Entrambe le ipotesi, nonostante le apparenze, sono il vero modo di salvare l’Italia perché rimanendo nel contesto UE attuale l’Italia è condannata a morire. Anzi, con tutte le emorragie di sovranità che ha subito in questi anni, l’Italia è – anche tecnicamente – già in coma come dimostra il caos istituzionale degli ultimi anni e il fatto che da diverso tempo tutte le decisioni fondamentali vengono prese a Bruxelles con i nostri governanti a fare gli area manager della Merkel e di Obama e, ben presto, gli esecutori testamentari del nostro paese.

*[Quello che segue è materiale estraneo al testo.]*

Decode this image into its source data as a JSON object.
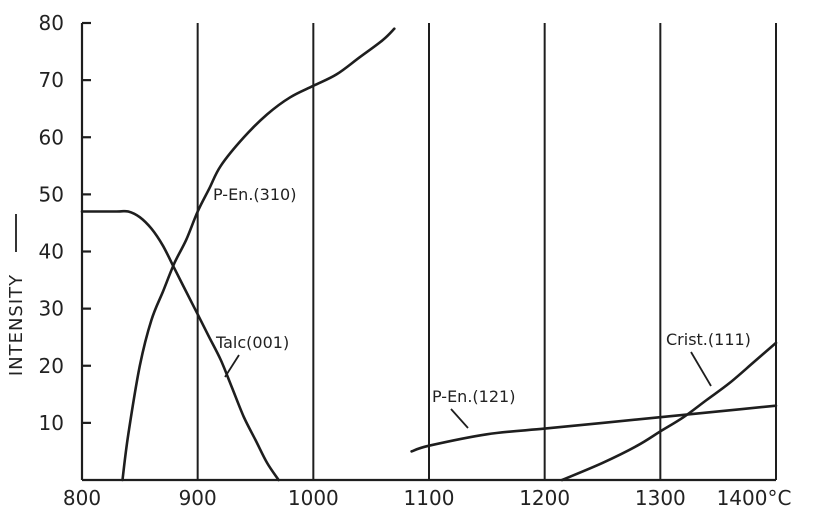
{
  "chart_data": {
    "type": "line",
    "title": "",
    "xlabel": "",
    "ylabel": "INTENSITY",
    "xlim": [
      800,
      1400
    ],
    "ylim": [
      0,
      80
    ],
    "x_ticks": [
      800,
      900,
      1000,
      1100,
      1200,
      1300,
      1400
    ],
    "x_tick_labels": [
      "800",
      "900",
      "1000",
      "1100",
      "1200",
      "1300",
      "1400°C"
    ],
    "y_ticks": [
      10,
      20,
      30,
      40,
      50,
      60,
      70,
      80
    ],
    "y_tick_labels": [
      "10",
      "20",
      "30",
      "40",
      "50",
      "60",
      "70",
      "80"
    ],
    "vertical_lines": [
      900,
      1000,
      1100,
      1200,
      1300,
      1400
    ],
    "series": [
      {
        "name": "P-En.(310)",
        "x": [
          835,
          840,
          850,
          860,
          870,
          880,
          890,
          900,
          910,
          920,
          940,
          960,
          980,
          1000,
          1020,
          1040,
          1060,
          1070
        ],
        "y": [
          0,
          8,
          20,
          28,
          33,
          38,
          42,
          47,
          51,
          55,
          60,
          64,
          67,
          69,
          71,
          74,
          77,
          79
        ]
      },
      {
        "name": "Talc(001)",
        "x": [
          800,
          830,
          840,
          850,
          860,
          870,
          880,
          890,
          900,
          910,
          920,
          930,
          940,
          950,
          960,
          970
        ],
        "y": [
          47,
          47,
          47,
          46,
          44,
          41,
          37,
          33,
          29,
          25,
          21,
          16,
          11,
          7,
          3,
          0
        ]
      },
      {
        "name": "P-En.(121)",
        "x": [
          1085,
          1100,
          1150,
          1200,
          1250,
          1300,
          1350,
          1400
        ],
        "y": [
          5,
          6,
          8,
          9,
          10,
          11,
          12,
          13
        ]
      },
      {
        "name": "Crist.(111)",
        "x": [
          1215,
          1250,
          1280,
          1300,
          1320,
          1340,
          1360,
          1380,
          1400
        ],
        "y": [
          0,
          3,
          6,
          8.5,
          11,
          14,
          17,
          20.5,
          24
        ]
      }
    ]
  }
}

Se il Veneto è davvero in grado di prendere l’iniziativa in questo senso, ossia se non si tratta solo dei soliti giochi di potere per cui individuata una nuova nicchia di elettori la si “capta” al solo scopo di neutralizzarla, la cosa sarebbe oltremodo positiva. E quanto al fatto che si tratti di leghisti o di non leghisti, non ho visto differenze tra la destra di Sarkozy e la sinistra di Hollande quando si è trattato di cacciare gli zingari dalla Francia. Né mi risulta che le leggi sul divieto di salvataggio dei migranti in mare aperto siano state rimosse dal governo Letta o dal governo Renzi. E poi, come dicevo in apertura di commento, qui non si tratta più di destra o di sinistra, ma di mera sopravvivenza. I medici non salvano quelli di sinistra e lasciano morire quelli di destra o viceversa. Quando si tratta di salvare non si guarda più ai colori sociali, ci si salva. O tutti insieme o nessuno.